Ricercatori dell’Università di Washington hanno messo a punto un esame del sangue per la diagnosi dell’Alzheimer con una precisione analoga a quella della scansioni cerebrali e dell’analisi del liquido cerebrospinale. Il test PrecivityAD2 è stato appena approvato dall’FDA per pazienti dai 40 anni in su.

Un test del sangue per la diagnosi di Alzheimer è stato approvato dalla Food and Drug Administration (FDA), l'agenzia federale degli Stati Uniti deputata alla regolamentazione di farmaci, prodotti alimentari e terapie sperimentali. Si tratta di un passaggio fondamentale che non solo certifica la validità e l'accuratezza dell'esame, paragonabile – secondo gli studi – a quella di analisi più invasive come le scansioni cerebrali e il prelievo del liquido cerebrospinale tramite iniezione lombare, ma che rende questo trattamento più accessibile ed economico grazie alle assicurazioni.
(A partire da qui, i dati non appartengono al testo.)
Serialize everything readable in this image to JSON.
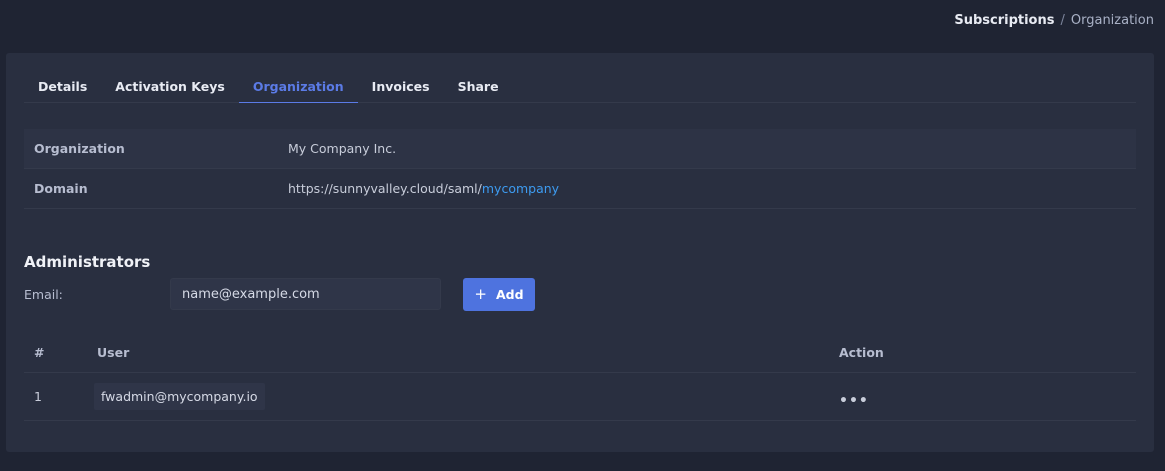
{
  "breadcrumb": {
    "parent": "Subscriptions",
    "separator": "/",
    "current": "Organization"
  },
  "tabs": [
    {
      "label": "Details"
    },
    {
      "label": "Activation Keys"
    },
    {
      "label": "Organization"
    },
    {
      "label": "Invoices"
    },
    {
      "label": "Share"
    }
  ],
  "organization": {
    "org_label": "Organization",
    "org_value": "My Company Inc.",
    "domain_label": "Domain",
    "domain_prefix": "https://sunnyvalley.cloud/saml/",
    "domain_slug": "mycompany"
  },
  "administrators": {
    "title": "Administrators",
    "email_label": "Email:",
    "email_placeholder": "name@example.com",
    "add_label": "Add",
    "table": {
      "headers": {
        "num": "#",
        "user": "User",
        "action": "Action"
      },
      "rows": [
        {
          "num": "1",
          "user": "fwadmin@mycompany.io"
        }
      ]
    }
  },
  "colors": {
    "accent": "#4e73df",
    "link": "#3d9bf0",
    "card": "#292f40",
    "background": "#1f2433"
  },
  "icons": {
    "add": "plus-icon",
    "row_action": "more-horizontal-icon"
  }
}
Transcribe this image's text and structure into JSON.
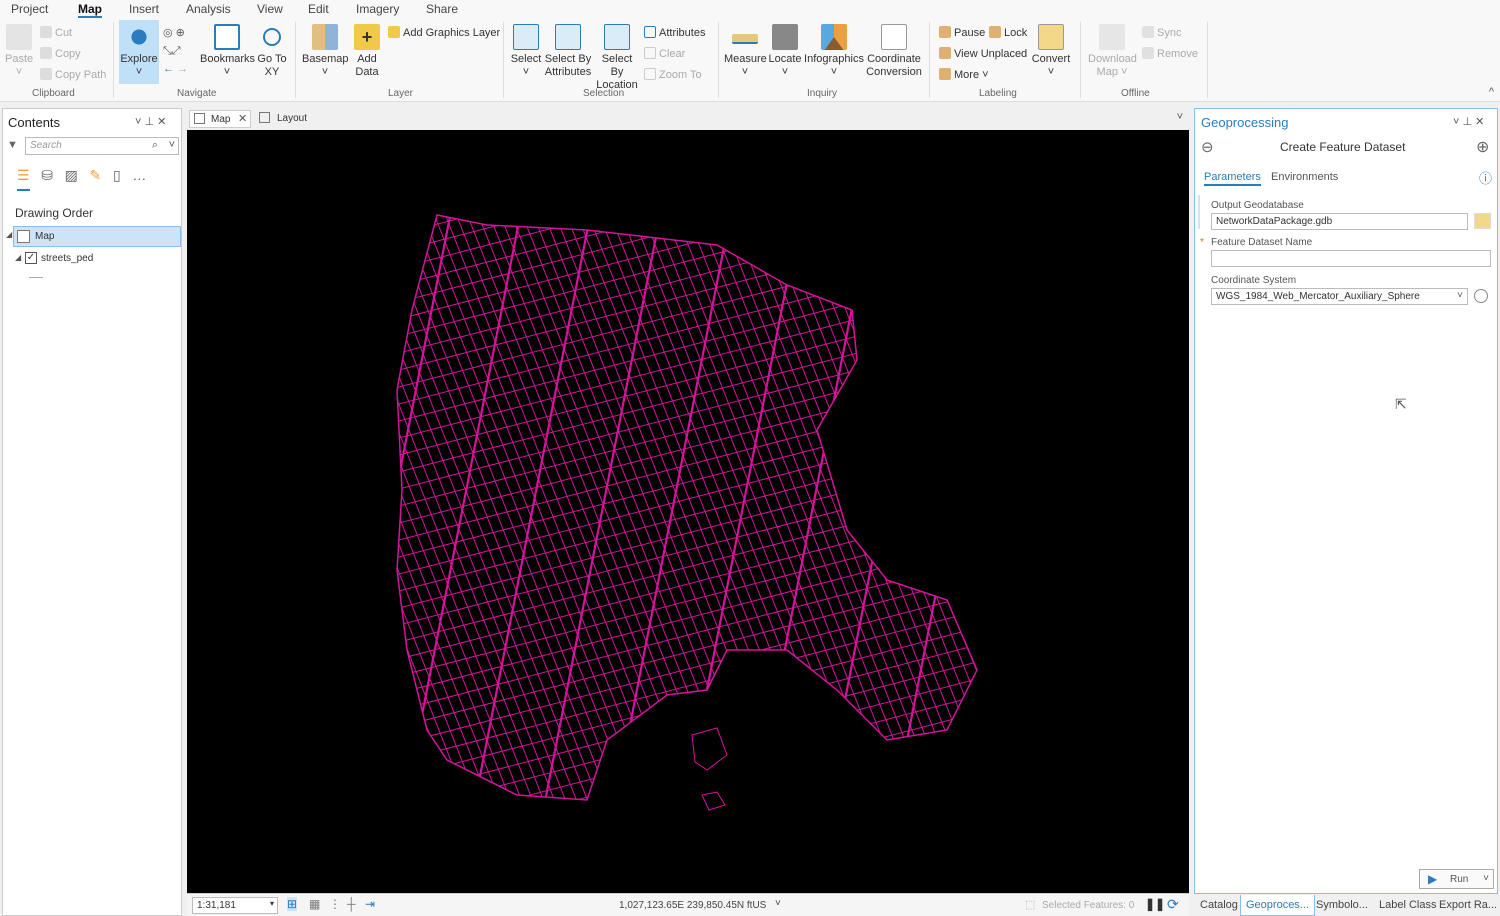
{
  "ribbon_tabs": [
    "Project",
    "Map",
    "Insert",
    "Analysis",
    "View",
    "Edit",
    "Imagery",
    "Share"
  ],
  "active_tab": "Map",
  "clipboard": {
    "paste": "Paste",
    "cut": "Cut",
    "copy": "Copy",
    "copy_path": "Copy Path",
    "label": "Clipboard"
  },
  "navigate": {
    "explore": "Explore",
    "bookmarks": "Bookmarks",
    "go_to_xy": "Go To XY",
    "label": "Navigate"
  },
  "layer": {
    "basemap": "Basemap",
    "add_data": "Add Data",
    "add_graphics": "Add Graphics Layer",
    "label": "Layer"
  },
  "selection": {
    "select": "Select",
    "by_attributes": "Select By Attributes",
    "by_location": "Select By Location",
    "attributes": "Attributes",
    "clear": "Clear",
    "zoom_to": "Zoom To",
    "label": "Selection"
  },
  "inquiry": {
    "measure": "Measure",
    "locate": "Locate",
    "infographics": "Infographics",
    "coordinate_conversion": "Coordinate Conversion",
    "label": "Inquiry"
  },
  "labeling": {
    "pause": "Pause",
    "lock": "Lock",
    "view_unplaced": "View Unplaced",
    "more": "More",
    "convert": "Convert",
    "label": "Labeling"
  },
  "offline": {
    "download_map": "Download Map",
    "sync": "Sync",
    "remove": "Remove",
    "label": "Offline"
  },
  "contents": {
    "title": "Contents",
    "search_placeholder": "Search",
    "drawing_order": "Drawing Order",
    "map_item": "Map",
    "layer_item": "streets_ped"
  },
  "map_tabs": [
    "Map",
    "Layout"
  ],
  "status": {
    "scale": "1:31,181",
    "coordinates": "1,027,123.65E 239,850.45N ftUS",
    "selected_features": "Selected Features: 0"
  },
  "geoprocessing": {
    "title": "Geoprocessing",
    "tool_name": "Create Feature Dataset",
    "tabs": [
      "Parameters",
      "Environments"
    ],
    "output_gdb_label": "Output Geodatabase",
    "output_gdb_value": "NetworkDataPackage.gdb",
    "dataset_name_label": "Feature Dataset Name",
    "dataset_name_value": "",
    "coord_system_label": "Coordinate System",
    "coord_system_value": "WGS_1984_Web_Mercator_Auxiliary_Sphere",
    "run": "Run"
  },
  "bottom_tabs": [
    "Catalog",
    "Geoproces...",
    "Symbolo...",
    "Label Class",
    "Export Ra..."
  ],
  "colors": {
    "accent": "#2b7bbf",
    "streets": "#d4149a",
    "map_bg": "#000000"
  }
}
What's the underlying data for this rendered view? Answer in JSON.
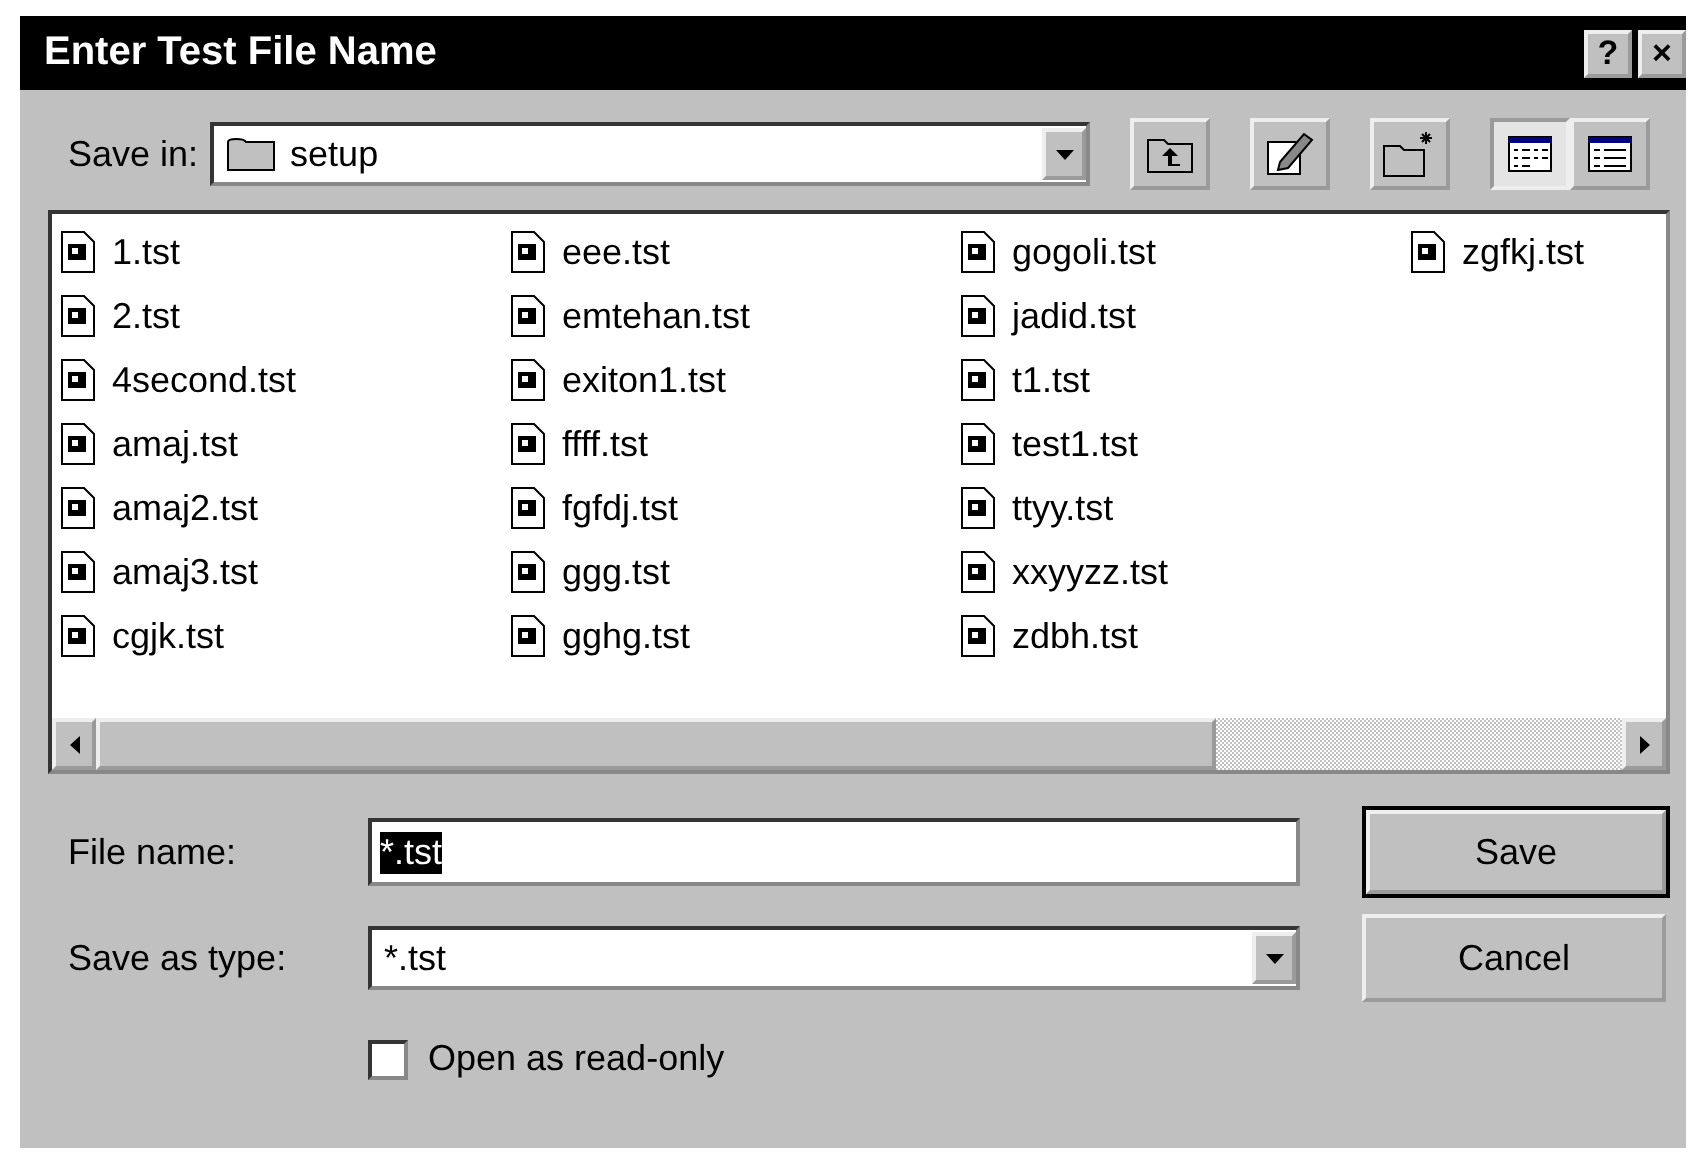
{
  "window": {
    "title": "Enter Test File Name",
    "help_button": "?",
    "close_button": "×"
  },
  "save_in": {
    "label": "Save in:",
    "value": "setup"
  },
  "toolbar": [
    {
      "kind": "up"
    },
    {
      "kind": "desktop"
    },
    {
      "kind": "new-folder"
    },
    {
      "kind": "list",
      "selected": true
    },
    {
      "kind": "details",
      "selected": false
    }
  ],
  "files": [
    {
      "name": "1.tst",
      "selected": false
    },
    {
      "name": "2.tst",
      "selected": false
    },
    {
      "name": "4second.tst",
      "selected": false
    },
    {
      "name": "amaj.tst",
      "selected": false
    },
    {
      "name": "amaj2.tst",
      "selected": false
    },
    {
      "name": "amaj3.tst",
      "selected": false
    },
    {
      "name": "cgjk.tst",
      "selected": false
    },
    {
      "name": "eee.tst",
      "selected": false
    },
    {
      "name": "emtehan.tst",
      "selected": false
    },
    {
      "name": "exiton1.tst",
      "selected": false
    },
    {
      "name": "ffff.tst",
      "selected": false
    },
    {
      "name": "fgfdj.tst",
      "selected": false
    },
    {
      "name": "ggg.tst",
      "selected": false
    },
    {
      "name": "gghg.tst",
      "selected": false
    },
    {
      "name": "gogoli.tst",
      "selected": false
    },
    {
      "name": "jadid.tst",
      "selected": false
    },
    {
      "name": "t1.tst",
      "selected": false
    },
    {
      "name": "test1.tst",
      "selected": false
    },
    {
      "name": "ttyy.tst",
      "selected": false
    },
    {
      "name": "xxyyzz.tst",
      "selected": false
    },
    {
      "name": "zdbh.tst",
      "selected": false
    },
    {
      "name": "zgfkj.tst",
      "selected": false
    }
  ],
  "file_name": {
    "label": "File name:",
    "value": "*.tst"
  },
  "save_as_type": {
    "label": "Save as type:",
    "value": "*.tst"
  },
  "buttons": [
    {
      "label": "Save",
      "default": true
    },
    {
      "label": "Cancel",
      "default": false
    }
  ],
  "read_only": {
    "label": "Open as read-only",
    "checked": false
  }
}
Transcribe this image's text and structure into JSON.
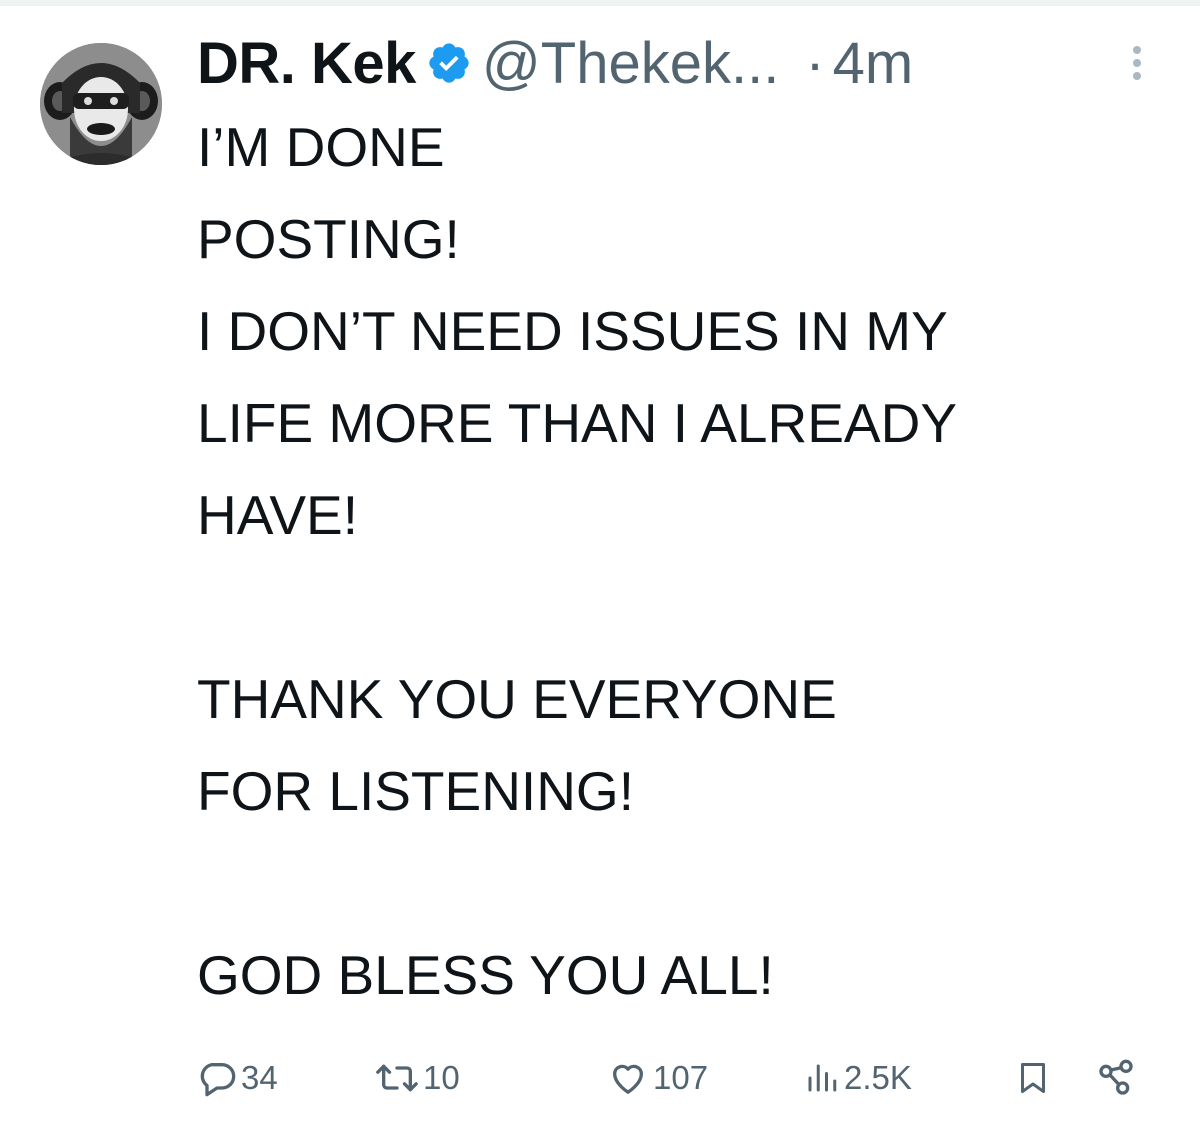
{
  "tweet": {
    "author": {
      "display_name": "DR. Kek",
      "handle": "@Thekek...",
      "verified": true,
      "avatar_icon": "avatar-portrait-icon"
    },
    "separator": "·",
    "time": "4m",
    "text_lines": [
      "I’M DONE",
      "POSTING!",
      "I DON’T NEED ISSUES IN MY",
      "LIFE MORE THAN I ALREADY",
      "HAVE!",
      "",
      "THANK YOU EVERYONE",
      "FOR LISTENING!",
      "",
      "GOD BLESS YOU ALL!"
    ],
    "actions": {
      "replies": "34",
      "reposts": "10",
      "likes": "107",
      "views": "2.5K"
    }
  },
  "colors": {
    "text_primary": "#0f1419",
    "text_secondary": "#536471",
    "verified_blue": "#1d9bf0",
    "divider": "#eff3f4"
  },
  "icons": {
    "reply": "reply-icon",
    "repost": "repost-icon",
    "like": "heart-icon",
    "views": "views-chart-icon",
    "bookmark": "bookmark-icon",
    "share": "share-icon",
    "more": "more-vertical-icon",
    "verified": "verified-badge-icon"
  }
}
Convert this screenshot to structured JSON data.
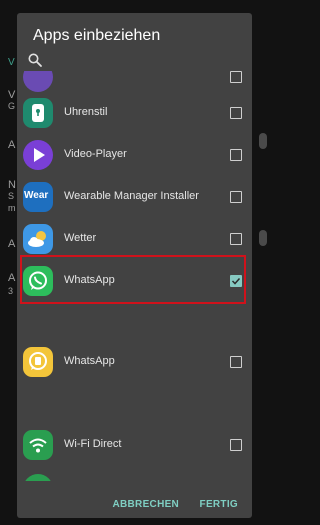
{
  "background": {
    "letters": [
      "V",
      "V",
      "G",
      "A",
      "N",
      "S",
      "m",
      "A",
      "A",
      "3"
    ]
  },
  "dialog": {
    "title": "Apps einbeziehen",
    "search_icon": "search-icon",
    "apps": [
      {
        "label": "",
        "icon": "partial-purple-app-icon",
        "checked": false,
        "partial": true
      },
      {
        "label": "Uhrenstil",
        "icon": "lock-watch-icon",
        "checked": false
      },
      {
        "label": "Video-Player",
        "icon": "play-icon",
        "checked": false
      },
      {
        "label": "Wearable Manager Installer",
        "icon": "wear-icon",
        "icon_text": "Wear",
        "checked": false
      },
      {
        "label": "Wetter",
        "icon": "weather-cloud-sun-icon",
        "checked": false
      },
      {
        "label": "WhatsApp",
        "icon": "whatsapp-icon",
        "checked": true
      },
      {
        "label": "WhatsApp",
        "icon": "whatsapp-business-icon",
        "checked": false
      },
      {
        "label": "Wi-Fi Direct",
        "icon": "wifi-icon",
        "checked": false
      }
    ],
    "cancel_label": "ABBRECHEN",
    "done_label": "FERTIG"
  },
  "colors": {
    "accent": "#7fcfc3",
    "checkbox_checked": "#86c9c1",
    "highlight": "#d0121b",
    "dialog_bg": "#424242"
  }
}
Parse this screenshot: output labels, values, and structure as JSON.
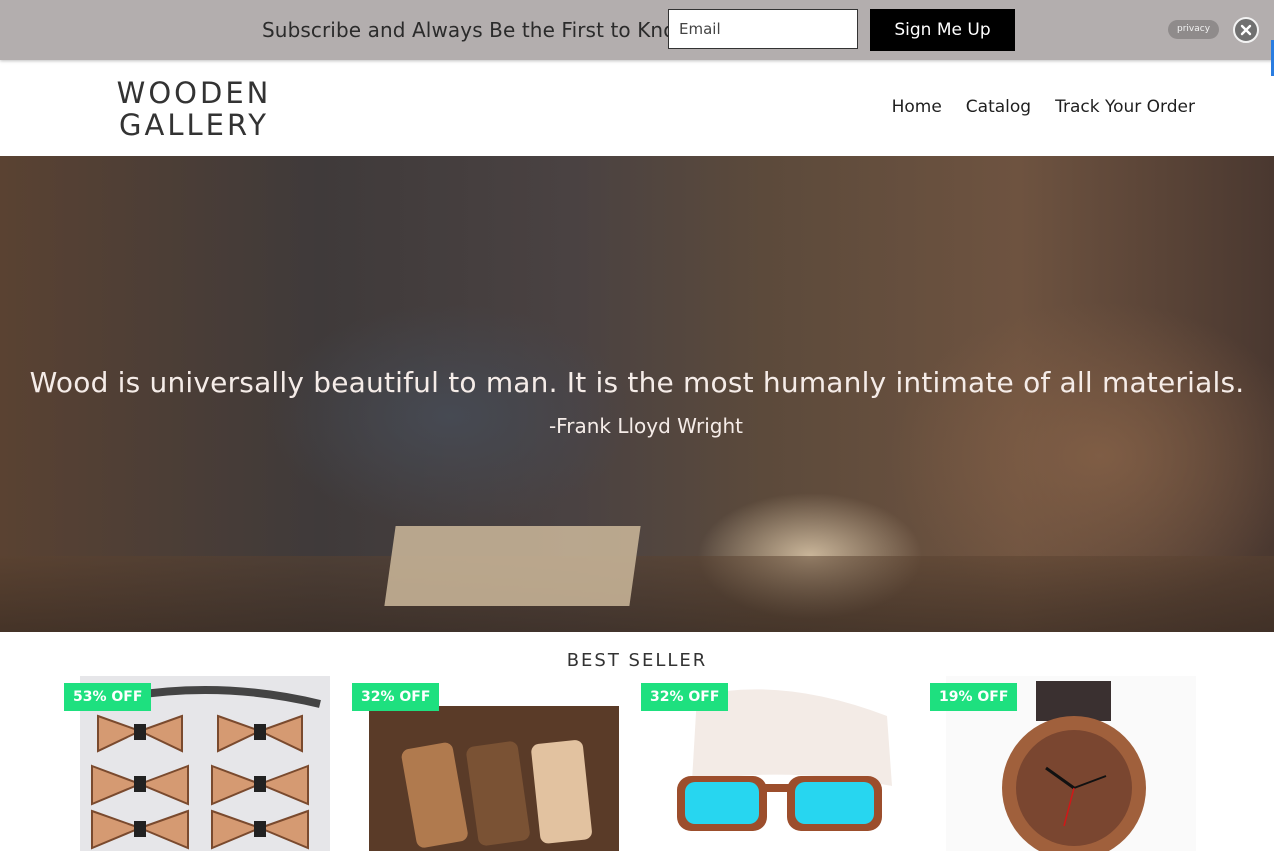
{
  "subscribe": {
    "text": "Subscribe and Always Be the First to Know",
    "email_placeholder": "Email",
    "button_label": "Sign Me Up",
    "privacy_label": "privacy"
  },
  "header": {
    "logo_line1": "WOODEN",
    "logo_line2": "GALLERY",
    "nav": [
      {
        "label": "Home"
      },
      {
        "label": "Catalog"
      },
      {
        "label": "Track Your Order"
      }
    ]
  },
  "hero": {
    "quote": "Wood is universally beautiful to man. It is the most humanly intimate of all materials.",
    "author": "-Frank Lloyd Wright"
  },
  "best_seller": {
    "title": "BEST SELLER",
    "products": [
      {
        "badge": "53% OFF",
        "image": "wooden-bow-ties"
      },
      {
        "badge": "32% OFF",
        "image": "wooden-phone-cases"
      },
      {
        "badge": "32% OFF",
        "image": "wooden-sunglasses"
      },
      {
        "badge": "19% OFF",
        "image": "wooden-watch"
      }
    ]
  },
  "colors": {
    "subscribe_bar": "#b3aeae",
    "badge": "#1ee07f",
    "button": "#000000"
  }
}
Negli USA, infatti, a differenza dell'Italia l'assistenza sanitaria si basa su un controverso modello privatistico legato alle assicurazioni, con tutto ciò che ne consegue. Un recente studio pubblicato sulla rivista scientifica Journal of Adolescent and Young Adult Oncology, ad esempio, ha determinato che i giovani senza un'assicurazione hanno un rischio di morire per tumore del 250 percento superiore.